It’s been a while. I know. But my life has been busy and strange lately, and so writing has sort of fallen to the wayside. But I’ve managed to create this little bit about communion (imagine that. yes, I know I’ve written on it already but i JUST LOVE IT SO MUCH). Enjoy!
I believed in God from a young age. It just made sense to me; of course there was a loving God who created the world! I credit much of my spiritual formation to my very early years spent in the Episcopal Church. Although I was (and am) a child incredibly prone to daydreams, I somehow absorbed the liturgy into my soul, even when I was searching for fairies in the rafters (seriously. The church I went to had these tiny lights way up in the exposed beams of the ceiling, and I was 1000% convinced they were faeries). An Episcopal service involves all the senses: taste, smell, touch, sound, sight. I think this is how it managed to seep into my soul; children need all five senses to be stimulated to learn and grow. I started participating in communion from a young age (bonus: Episcopalians use REAL wine so I became somewhat of a sommelier at age six), and though I might not have been able to tell you the theological significance behind the bread and wine, my spirit and mind hushed at the holy, imminent presence of God I encountered while partaking in the elements.

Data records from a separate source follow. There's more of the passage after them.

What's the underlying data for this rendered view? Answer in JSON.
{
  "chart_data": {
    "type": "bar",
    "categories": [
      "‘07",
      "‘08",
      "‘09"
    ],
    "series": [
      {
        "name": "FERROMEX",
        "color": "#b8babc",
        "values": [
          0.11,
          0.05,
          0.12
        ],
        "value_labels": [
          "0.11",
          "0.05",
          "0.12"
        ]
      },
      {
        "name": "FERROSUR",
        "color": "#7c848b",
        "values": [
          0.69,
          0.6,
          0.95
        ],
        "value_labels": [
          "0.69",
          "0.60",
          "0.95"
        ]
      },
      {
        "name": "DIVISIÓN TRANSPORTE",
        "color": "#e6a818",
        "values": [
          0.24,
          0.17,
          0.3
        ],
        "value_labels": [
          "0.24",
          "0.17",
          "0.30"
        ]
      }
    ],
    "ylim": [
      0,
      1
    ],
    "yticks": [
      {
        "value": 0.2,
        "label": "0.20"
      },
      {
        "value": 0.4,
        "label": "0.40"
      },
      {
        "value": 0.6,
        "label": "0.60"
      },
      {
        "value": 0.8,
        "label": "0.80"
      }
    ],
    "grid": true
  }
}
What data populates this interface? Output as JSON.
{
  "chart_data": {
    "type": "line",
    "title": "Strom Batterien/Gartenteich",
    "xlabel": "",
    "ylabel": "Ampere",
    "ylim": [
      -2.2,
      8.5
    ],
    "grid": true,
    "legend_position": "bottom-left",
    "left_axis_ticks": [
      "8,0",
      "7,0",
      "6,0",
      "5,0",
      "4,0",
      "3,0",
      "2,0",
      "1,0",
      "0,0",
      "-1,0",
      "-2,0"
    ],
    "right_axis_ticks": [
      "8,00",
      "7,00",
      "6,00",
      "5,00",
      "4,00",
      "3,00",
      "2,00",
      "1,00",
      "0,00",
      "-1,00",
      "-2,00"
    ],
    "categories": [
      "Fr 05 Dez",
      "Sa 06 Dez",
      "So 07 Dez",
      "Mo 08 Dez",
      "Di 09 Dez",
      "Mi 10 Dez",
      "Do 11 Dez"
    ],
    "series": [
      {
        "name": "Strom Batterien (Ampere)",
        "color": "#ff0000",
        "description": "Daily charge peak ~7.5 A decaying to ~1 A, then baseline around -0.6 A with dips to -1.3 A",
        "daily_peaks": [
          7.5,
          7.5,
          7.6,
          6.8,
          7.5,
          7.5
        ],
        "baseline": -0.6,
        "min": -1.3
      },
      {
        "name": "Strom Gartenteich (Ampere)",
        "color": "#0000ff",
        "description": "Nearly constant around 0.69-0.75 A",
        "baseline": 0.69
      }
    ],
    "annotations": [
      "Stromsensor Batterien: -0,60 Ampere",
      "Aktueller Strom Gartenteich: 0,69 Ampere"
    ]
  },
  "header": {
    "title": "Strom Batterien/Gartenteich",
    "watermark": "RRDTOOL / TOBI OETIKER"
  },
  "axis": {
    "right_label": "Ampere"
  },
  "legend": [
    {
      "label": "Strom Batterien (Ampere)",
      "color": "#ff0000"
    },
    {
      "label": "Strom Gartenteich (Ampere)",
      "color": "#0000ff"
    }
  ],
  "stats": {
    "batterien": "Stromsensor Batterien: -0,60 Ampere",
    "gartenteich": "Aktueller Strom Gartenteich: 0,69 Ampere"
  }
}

I’ve been confronted recently with the repeated imagery of bread and wine in the scripture. Ann Lammot talks about how God meets Elijah in the wilderness as a Jewish Mother “Eat something, you’re tired”. And Jesus, he talks about being the bread of life, and sanctifies the most of foods to be the food of new and unending life. And when he rises from the dead, he cooks for his friends. I joke a lot about how I pride myself on knowing how to keep things alive, and I think God brags to Himself about how well he knows how to sustain life (side note: can all my nursing people just geek out with me and IMAGINE how awesome God would be at teaching A&P or pathophys? “Ah, yes, the purjenke fibers. I made those. This is how they work”) And that’s what is so beautiful about God as the Jewish Mom- she’s so concerned about caring for us, making sure we have a good meal in our bellies, she makes the emblems of our faith the very sustenance of life. In a faith where our main man took off for heaven about 2000 years ago and left us with His living spirit and no physical body, there is a promise in the bread. Take, eat. Hold this wafer in your hand for a minute, taste the sweetness in your mouth. Hear the words read over you. See your brothers and sisters around you. Breathe deep the scent of wine, crushed grape and crushed body. And for just two minutes, I have a tangible hold on God.
All of this to say, I’ve returned to the doors of my Mother Church. I go to an 8 am service at a small Episcopal Church up the hill where I am the youngest person by 40 years. And for one hour a week, my soul is anchored in the mystery of my faith again- Christ has died, Christ is risen, Christ will come again. The words embedded in the fabric of my soul from age five, and they near move me to tears now. Evangelicalism has shaped me in countless beautiful and necessary ways, but I have so missed the rhythms of liturgy and lectionary. Also, I’m so sorry to those whose favorite bit of worship service is singing. Us 8 am people, we know we all sound like hungover frogs that early. No one is quite awake yet, so we do each other the courtesy of refraining from song. I do my best worshipful singing in the car on my way to work anyhow (Also- I can swagger about my departure from Evangelicalism all I want but Bethel’s new album is fabulous and you should tots treat yo soul to a copy).